Responsible Conduct of Research (RCR)
Areas of Importance in Research Ethics
RCR Areas of Importance Identified by the Office of Research Integrity, U.S. Department of Health and Human Services:
i. Data acquisition, management, sharing, and ownership
Understanding the accepted practices for acquiring, selecting, analyzing and retaining research data, the confidentiality and ownership (including IP and copyright concerns) of data, and electronic data collection and storage is an important part of the responsible conduct of research. The Office for Research Protections' Teaching Tools page expands on the topics of acquisition, management, sharing, and ownership of data.
It is important to understand the roles and responsibilities of both mentors and trainees in predoctoral and postdoctoral research programs, to avoid conflicts that can arise from such a relationship. Other important responsible conduct of research issues include collaboration and competition, selection of a mentor, and abuse of the mentor/trainee relationship. The Office for Research Protections' Teaching Tools page expands on the topic of mentoring.
iii. Publication practices and responsible authorship
Publication of the results of scholarly investigation and research is typically a major goal of such work. It is important to be aware of ethical issues related to accepted practices in collaboration and publishing, and the responsibilities of author(s) to research subjects and to the scholarly community. The Office for Research Protections' Teaching Tools page expands on the topics of authorship and plagiarism.
iv. Peer review
Peer review is a cornerstone of the scholarly process, and understanding the purpose of peer review and the responsibilities of reviewers is an important aspect of the responsible conduct of research. The Office for Research Protections' Teaching Tools page expands on the topic of peer review.
In recent years, the ease with which scholars from various parts of the world can communicate has expanded the possibilities for fruitful collaboration. In this environment, it is important to consider the best practices for research collaborations, as well as the complex ethical issues that may arise from such collaborations. The Office for Research Protections' Teaching Tools page expands on the topic of collaboration.
vi. Human participants research
There a many important ethical issues to consider in conducting research with human participants, including (but not limited to) risks and benefits to participants, informed consent, at-risk populations, confidentiality, and the role of institutional review boards. The Office for Research Protections' Teaching Tools page expands on the topic of human participant protections.
vii. Animal welfare
The ethical principles and federal regulations governing research involving animals, treatment of animals, and institutional animal care and use committees, are an important part of the responsible conduct of research. The Office for Research Protections' Teaching Tools page expands on the topic of animal welfare.
viii. Research misconduct
It is important for researchers and scholars to understand what constitutes research misconduct (fabrication, falsification, and plagiarism), the regulations, policies, and guidelines that govern research misconduct, and the outcomes and consequences of research misconduct investigations. The Office for Research Protections' Teaching Tools page expands on the topic of research misconduct.

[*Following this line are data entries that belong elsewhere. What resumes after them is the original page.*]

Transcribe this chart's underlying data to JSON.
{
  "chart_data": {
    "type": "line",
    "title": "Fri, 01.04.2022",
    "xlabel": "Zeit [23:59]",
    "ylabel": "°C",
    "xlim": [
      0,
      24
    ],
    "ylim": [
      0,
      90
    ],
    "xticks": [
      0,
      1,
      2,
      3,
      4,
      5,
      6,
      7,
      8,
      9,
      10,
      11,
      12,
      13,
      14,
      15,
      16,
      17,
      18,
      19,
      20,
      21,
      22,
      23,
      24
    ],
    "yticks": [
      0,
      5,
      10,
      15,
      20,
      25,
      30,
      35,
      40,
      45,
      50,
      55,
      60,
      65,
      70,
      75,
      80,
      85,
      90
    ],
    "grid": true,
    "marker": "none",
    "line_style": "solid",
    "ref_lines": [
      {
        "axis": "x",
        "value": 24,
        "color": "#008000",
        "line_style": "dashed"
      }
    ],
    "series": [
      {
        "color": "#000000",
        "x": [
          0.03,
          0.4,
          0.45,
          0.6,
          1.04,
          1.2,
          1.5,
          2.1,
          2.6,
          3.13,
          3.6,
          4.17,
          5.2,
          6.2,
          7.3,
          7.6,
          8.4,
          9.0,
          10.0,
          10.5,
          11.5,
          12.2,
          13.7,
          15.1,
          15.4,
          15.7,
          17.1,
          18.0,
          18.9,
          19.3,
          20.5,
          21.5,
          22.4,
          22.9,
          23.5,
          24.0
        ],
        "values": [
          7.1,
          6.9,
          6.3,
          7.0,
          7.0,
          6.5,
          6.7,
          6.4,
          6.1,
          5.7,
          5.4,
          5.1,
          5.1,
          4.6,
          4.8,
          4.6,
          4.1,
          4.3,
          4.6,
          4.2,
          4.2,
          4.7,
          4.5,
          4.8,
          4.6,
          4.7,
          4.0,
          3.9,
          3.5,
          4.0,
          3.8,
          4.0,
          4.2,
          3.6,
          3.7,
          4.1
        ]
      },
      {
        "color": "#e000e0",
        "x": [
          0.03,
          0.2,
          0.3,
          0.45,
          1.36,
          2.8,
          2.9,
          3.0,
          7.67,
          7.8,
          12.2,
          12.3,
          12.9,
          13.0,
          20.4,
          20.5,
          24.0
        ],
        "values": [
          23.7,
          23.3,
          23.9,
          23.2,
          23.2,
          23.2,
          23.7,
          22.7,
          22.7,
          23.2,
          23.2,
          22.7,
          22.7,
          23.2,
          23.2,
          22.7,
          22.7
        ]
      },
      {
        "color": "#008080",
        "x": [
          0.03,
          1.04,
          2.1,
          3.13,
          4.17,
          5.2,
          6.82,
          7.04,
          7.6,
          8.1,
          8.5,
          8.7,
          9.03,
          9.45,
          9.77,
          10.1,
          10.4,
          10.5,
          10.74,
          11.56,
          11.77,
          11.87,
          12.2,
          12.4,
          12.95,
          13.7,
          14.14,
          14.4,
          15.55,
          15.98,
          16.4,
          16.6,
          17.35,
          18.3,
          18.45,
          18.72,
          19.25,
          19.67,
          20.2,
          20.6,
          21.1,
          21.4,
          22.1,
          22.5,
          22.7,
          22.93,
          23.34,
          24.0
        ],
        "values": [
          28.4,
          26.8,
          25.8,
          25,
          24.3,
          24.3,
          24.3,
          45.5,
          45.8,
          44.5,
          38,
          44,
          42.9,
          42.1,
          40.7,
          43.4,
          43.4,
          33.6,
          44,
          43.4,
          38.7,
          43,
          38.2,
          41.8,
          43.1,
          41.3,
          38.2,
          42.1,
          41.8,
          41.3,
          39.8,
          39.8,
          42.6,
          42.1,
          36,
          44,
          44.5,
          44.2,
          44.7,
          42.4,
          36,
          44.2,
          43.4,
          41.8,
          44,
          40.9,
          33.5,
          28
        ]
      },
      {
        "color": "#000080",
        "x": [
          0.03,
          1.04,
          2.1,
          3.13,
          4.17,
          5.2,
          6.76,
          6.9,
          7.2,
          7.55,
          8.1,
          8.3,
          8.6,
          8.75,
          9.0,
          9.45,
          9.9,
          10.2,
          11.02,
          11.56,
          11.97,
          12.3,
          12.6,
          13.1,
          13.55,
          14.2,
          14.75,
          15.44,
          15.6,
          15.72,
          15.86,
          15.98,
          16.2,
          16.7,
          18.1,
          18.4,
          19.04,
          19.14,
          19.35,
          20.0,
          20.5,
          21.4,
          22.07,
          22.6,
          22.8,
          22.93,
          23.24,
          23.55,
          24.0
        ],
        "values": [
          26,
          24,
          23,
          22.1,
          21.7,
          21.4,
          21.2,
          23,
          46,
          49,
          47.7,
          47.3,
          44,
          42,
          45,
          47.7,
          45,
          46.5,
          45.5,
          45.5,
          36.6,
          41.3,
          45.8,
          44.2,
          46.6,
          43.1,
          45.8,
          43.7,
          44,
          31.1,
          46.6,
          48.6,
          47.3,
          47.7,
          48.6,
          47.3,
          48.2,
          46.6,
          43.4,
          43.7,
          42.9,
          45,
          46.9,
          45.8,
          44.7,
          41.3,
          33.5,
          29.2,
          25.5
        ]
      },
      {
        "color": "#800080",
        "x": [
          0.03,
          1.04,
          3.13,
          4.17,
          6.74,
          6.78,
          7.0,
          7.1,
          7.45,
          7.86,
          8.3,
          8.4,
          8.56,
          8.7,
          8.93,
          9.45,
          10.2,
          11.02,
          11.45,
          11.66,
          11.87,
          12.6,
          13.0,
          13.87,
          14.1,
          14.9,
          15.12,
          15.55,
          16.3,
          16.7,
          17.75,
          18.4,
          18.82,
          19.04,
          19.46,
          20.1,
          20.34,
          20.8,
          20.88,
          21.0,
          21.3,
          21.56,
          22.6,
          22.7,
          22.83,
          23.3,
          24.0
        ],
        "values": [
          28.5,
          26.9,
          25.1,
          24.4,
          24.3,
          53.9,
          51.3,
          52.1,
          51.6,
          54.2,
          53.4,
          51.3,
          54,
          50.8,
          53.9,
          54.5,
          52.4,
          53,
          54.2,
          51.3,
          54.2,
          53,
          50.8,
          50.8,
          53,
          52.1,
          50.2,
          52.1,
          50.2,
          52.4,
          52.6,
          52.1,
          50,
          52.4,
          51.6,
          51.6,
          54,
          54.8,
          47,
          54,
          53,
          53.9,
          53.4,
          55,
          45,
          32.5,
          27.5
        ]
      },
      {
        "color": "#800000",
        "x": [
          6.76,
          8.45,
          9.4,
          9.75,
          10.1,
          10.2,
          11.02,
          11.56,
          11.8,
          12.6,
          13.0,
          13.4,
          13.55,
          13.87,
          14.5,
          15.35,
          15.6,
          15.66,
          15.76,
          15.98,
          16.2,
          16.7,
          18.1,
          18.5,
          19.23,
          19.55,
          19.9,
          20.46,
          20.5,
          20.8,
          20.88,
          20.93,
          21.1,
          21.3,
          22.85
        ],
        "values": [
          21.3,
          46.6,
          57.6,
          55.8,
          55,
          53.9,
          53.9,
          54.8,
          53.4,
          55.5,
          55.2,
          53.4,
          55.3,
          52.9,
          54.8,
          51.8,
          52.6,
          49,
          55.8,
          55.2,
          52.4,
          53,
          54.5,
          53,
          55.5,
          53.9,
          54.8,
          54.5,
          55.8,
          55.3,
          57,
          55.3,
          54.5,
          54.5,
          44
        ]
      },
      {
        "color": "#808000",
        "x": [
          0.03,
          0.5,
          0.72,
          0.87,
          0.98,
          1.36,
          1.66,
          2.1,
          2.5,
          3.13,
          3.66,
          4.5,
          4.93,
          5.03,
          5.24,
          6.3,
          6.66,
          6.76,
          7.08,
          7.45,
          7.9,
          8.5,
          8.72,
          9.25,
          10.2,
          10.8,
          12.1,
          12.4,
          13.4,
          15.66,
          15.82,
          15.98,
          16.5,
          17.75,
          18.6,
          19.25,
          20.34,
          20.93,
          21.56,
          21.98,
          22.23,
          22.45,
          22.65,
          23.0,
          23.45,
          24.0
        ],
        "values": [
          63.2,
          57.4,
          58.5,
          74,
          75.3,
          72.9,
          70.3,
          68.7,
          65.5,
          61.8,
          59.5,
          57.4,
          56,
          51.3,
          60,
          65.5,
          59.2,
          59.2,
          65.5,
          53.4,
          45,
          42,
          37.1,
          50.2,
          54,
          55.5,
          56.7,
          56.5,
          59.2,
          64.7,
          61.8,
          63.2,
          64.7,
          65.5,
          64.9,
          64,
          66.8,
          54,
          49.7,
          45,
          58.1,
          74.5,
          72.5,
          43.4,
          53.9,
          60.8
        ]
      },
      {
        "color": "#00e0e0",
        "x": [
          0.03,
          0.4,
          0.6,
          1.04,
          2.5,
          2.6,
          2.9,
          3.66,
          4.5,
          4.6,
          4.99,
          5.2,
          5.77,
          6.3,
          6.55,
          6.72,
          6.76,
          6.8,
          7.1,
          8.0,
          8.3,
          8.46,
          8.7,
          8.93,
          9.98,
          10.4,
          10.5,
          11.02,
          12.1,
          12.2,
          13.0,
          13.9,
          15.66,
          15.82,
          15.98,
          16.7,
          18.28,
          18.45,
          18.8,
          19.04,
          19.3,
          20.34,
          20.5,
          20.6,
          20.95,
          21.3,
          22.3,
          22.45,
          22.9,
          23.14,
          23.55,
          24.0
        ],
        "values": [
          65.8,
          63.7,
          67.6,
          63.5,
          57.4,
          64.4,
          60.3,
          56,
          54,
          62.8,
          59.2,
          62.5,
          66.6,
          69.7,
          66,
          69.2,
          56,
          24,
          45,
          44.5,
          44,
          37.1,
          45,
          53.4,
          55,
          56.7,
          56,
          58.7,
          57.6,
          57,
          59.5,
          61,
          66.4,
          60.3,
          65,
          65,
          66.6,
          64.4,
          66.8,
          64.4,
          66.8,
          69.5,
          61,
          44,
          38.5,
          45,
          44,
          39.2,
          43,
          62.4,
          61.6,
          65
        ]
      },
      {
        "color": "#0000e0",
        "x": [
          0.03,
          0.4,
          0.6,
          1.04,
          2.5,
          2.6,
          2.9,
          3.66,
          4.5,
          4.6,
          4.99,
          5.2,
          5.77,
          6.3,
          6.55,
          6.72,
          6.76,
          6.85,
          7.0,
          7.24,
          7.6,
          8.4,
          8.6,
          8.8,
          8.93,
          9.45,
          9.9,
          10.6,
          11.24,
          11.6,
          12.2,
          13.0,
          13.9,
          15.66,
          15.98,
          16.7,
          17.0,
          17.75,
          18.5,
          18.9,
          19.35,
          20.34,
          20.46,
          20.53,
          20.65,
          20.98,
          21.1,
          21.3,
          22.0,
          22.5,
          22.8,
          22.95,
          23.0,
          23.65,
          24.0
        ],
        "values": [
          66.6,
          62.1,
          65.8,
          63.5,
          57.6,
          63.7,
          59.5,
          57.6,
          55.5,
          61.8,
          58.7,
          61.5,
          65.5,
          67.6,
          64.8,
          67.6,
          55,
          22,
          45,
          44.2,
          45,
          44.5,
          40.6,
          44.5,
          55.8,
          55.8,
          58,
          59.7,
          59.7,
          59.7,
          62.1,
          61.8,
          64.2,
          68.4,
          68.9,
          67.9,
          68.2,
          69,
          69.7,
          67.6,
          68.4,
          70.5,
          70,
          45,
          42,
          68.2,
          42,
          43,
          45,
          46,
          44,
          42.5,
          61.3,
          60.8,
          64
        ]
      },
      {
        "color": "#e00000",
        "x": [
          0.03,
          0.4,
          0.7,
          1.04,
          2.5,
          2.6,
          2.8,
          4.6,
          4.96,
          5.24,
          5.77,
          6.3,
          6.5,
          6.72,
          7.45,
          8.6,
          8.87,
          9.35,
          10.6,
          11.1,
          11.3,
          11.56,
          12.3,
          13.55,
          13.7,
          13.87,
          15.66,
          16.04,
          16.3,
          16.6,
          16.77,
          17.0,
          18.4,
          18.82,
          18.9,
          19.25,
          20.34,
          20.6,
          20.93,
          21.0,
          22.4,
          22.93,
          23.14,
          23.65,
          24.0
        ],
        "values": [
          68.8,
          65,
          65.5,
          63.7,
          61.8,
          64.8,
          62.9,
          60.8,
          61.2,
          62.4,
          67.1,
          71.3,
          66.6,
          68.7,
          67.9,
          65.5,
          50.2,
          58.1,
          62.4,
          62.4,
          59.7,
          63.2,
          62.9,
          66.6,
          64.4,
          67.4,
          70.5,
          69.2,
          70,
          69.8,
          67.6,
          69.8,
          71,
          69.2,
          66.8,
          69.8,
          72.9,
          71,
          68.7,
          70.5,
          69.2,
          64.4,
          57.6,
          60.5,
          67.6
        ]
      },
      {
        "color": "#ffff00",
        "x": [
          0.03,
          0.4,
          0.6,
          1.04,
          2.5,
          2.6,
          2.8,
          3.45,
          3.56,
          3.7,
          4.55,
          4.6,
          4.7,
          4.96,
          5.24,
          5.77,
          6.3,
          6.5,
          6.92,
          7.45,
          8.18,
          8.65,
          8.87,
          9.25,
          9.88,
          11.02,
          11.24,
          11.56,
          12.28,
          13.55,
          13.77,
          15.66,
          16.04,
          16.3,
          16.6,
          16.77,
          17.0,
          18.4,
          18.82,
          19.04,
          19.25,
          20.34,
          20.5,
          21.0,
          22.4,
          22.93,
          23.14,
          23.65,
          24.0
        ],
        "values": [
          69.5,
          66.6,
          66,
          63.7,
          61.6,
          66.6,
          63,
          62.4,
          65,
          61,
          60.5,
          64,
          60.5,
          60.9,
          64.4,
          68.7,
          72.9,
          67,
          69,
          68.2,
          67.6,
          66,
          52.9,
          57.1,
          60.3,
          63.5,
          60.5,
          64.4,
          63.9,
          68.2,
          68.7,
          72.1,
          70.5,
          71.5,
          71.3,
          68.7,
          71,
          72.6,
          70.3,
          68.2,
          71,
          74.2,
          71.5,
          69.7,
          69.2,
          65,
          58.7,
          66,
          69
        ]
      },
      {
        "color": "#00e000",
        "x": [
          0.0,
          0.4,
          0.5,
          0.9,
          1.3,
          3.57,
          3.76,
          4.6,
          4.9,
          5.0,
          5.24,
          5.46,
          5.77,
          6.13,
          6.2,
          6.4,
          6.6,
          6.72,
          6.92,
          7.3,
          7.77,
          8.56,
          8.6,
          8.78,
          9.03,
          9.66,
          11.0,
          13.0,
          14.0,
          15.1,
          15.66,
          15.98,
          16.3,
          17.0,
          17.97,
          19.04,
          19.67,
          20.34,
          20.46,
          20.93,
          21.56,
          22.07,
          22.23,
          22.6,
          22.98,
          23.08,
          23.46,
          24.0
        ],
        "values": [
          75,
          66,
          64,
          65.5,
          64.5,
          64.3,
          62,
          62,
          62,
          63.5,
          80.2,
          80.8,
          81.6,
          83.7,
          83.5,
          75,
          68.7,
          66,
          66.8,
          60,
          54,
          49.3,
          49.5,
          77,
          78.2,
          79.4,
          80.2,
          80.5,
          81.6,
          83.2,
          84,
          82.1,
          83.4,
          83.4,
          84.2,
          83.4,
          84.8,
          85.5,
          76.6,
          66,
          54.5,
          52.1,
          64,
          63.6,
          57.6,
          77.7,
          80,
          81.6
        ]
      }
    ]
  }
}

ix. Conflicts of interest and commitment
The types of conflicts encountered by researchers and institutions can include financial or business-related conflicts, conflicts associated with research collaborations and publication, and conflicts in managing time and commitments to collaborators and advisees. Understanding what constitutes a conflict of interest, and how these conflicts can be managed, are an important part of the responsible conduct of research. The Office for Research Protections' Teaching Tools page expands on the topic of conflicts of interest and commitment.
Additional Areas of Importance to the Penn State Office for Research Protections:
1. Intellectual property
Complex issues can arise concerning the management, protection, and licensing of intellectual property of researchers and the University. Resources for understanding the rights of faculty and students to intellectual property, and information about patents, licensing, and intellectual property issues related to consulting and entrepreneurship can be found on the Penn State Patents and Licensing page.
2. Fiscal responsibility
Understanding how to effectively manage project budgets, purchasing, travel, and effort responsibly, ensuring compliance with sponsors and policies (especially when working with research-appropriated funds), is an important part of the responsible conduct of research. The Penn State Proposals and Awards page expands on this topic.
3. Research with hazards
It is important that research be conducted in a manner that promotes the safety of researchers, research participants, and the environment. Researchers using biohazardous material, radioisotopes, or other potentially hazardous materials should be sure to obtain appropriate approvals for use, adequate training, maintain necessary inspections and certifications, properly handle and dispose of hazardous materials, and follow appropriate safety procedures. Questions or concerns regarding research safety should be directed to the Office of Environmental Health and Safety at (814) 865-6391 or email@example.com. All other questions or concerns should be directed to the Office for Research Protections' Animal, Biosafety, and Isotopes Research Protection Program.
4. Emerging areas in the responsible conduct of research
As the scope of research and scholarship changes and grows, areas that require responsible decision-making and ethical consideration also expand. Recent areas of interest in this regard include the scientist as a responsible member of society, recent ethical issues in biomedical research, and the environmental and societal impacts of research and scholarship. Watch for resources to be added on contemporary topics such as these on ORP’s Teaching Tools pages.